An LLM On A Chip

by Komal Vachhani

About the Project

💡 Project Background

This project’s goal was to design, simulate, synthesize, and implement a variety of hardware modules for FPGA-based computing. These modules focused on high-performance operations such as matrix multiplication, self-attention mechanisms used in machine learning models, and hardware accelerators for specific arithmetic functions like multiplication-accumulation (MAC), division, and exponential operations. The project dove into FPGA-based design and hardware-software co-design using Verilog, Vivado, and the PYNQ platform.
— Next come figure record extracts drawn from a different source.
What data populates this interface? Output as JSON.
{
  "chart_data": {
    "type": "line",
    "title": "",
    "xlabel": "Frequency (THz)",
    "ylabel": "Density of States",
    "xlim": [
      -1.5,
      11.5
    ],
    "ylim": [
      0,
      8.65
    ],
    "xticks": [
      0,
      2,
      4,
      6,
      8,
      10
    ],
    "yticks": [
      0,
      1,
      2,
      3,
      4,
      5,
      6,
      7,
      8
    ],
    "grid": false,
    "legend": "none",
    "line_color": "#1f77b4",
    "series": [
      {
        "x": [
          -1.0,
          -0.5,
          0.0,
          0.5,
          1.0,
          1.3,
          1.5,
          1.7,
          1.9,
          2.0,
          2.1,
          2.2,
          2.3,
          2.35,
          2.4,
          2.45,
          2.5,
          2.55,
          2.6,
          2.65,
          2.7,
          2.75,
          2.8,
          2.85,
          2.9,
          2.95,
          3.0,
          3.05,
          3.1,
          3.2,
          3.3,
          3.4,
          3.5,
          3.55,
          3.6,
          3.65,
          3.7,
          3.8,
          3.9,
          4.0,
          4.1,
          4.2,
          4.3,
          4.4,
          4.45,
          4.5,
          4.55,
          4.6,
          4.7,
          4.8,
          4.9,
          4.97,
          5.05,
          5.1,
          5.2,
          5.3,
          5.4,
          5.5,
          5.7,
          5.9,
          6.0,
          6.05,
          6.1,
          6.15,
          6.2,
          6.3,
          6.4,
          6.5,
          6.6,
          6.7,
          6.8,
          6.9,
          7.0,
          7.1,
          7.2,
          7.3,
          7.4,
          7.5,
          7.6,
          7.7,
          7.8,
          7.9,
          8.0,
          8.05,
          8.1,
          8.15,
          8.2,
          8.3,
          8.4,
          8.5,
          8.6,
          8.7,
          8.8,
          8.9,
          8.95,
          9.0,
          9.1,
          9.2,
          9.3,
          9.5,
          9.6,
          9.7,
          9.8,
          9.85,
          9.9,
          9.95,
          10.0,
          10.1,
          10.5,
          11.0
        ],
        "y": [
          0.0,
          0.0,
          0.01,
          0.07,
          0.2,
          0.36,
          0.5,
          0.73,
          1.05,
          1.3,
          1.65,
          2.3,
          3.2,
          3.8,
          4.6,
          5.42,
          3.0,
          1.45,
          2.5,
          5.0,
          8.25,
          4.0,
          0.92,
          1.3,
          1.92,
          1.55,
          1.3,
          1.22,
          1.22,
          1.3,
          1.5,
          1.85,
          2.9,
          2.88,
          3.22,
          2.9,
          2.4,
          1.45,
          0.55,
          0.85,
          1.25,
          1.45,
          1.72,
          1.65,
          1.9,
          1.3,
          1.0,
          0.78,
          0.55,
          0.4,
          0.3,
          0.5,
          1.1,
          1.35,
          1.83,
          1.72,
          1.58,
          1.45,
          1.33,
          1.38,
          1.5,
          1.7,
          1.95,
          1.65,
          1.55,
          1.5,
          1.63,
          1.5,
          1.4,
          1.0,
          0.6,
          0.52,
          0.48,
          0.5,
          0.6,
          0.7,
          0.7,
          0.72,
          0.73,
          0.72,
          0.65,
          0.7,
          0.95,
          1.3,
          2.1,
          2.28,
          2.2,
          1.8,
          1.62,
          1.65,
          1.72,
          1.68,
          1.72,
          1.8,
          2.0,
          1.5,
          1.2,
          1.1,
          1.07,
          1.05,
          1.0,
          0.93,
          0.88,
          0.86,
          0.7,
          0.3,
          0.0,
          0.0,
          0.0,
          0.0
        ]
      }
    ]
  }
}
IBERT Self Attention Block Diagram

Softmax Module Block Diagram

🔨 Tools

Verilog: Used for designing hardware modules, including systolic arrays for matrix multiplication, arithmetic modules, and attention heads
Vivado: A hardware design suite used for simulation, synthesis, and implementation of hardware designs.
PYNQ: An FPGA board that integrates ARM and FPGA for hardware acceleration, used for real-time testing of designs
Python: Utilized for writing test scripts to validate the hardware modules and for working with the PYNQ APIs to interact with the FPGA
Simulation Framework: Xilinx XSIM and Verilator were used for debugging and testing the design in simulation before deployment on the hardware
Git: For version control

🔑 Key Learnings/Takeaways

FPGA Design Flow: From designing hardware modules in Verilog to deploying them on the PYNQ board, I learned how to follow the complete FPGA design flow: simulation, synthesis, implementation, and hardware verification.
Efficient Hardware Design: Through implementing modules like matrix multiplication and GELU, I gained insights into how to optimize hardware for parallelism and performance, especially in applications like machine learning.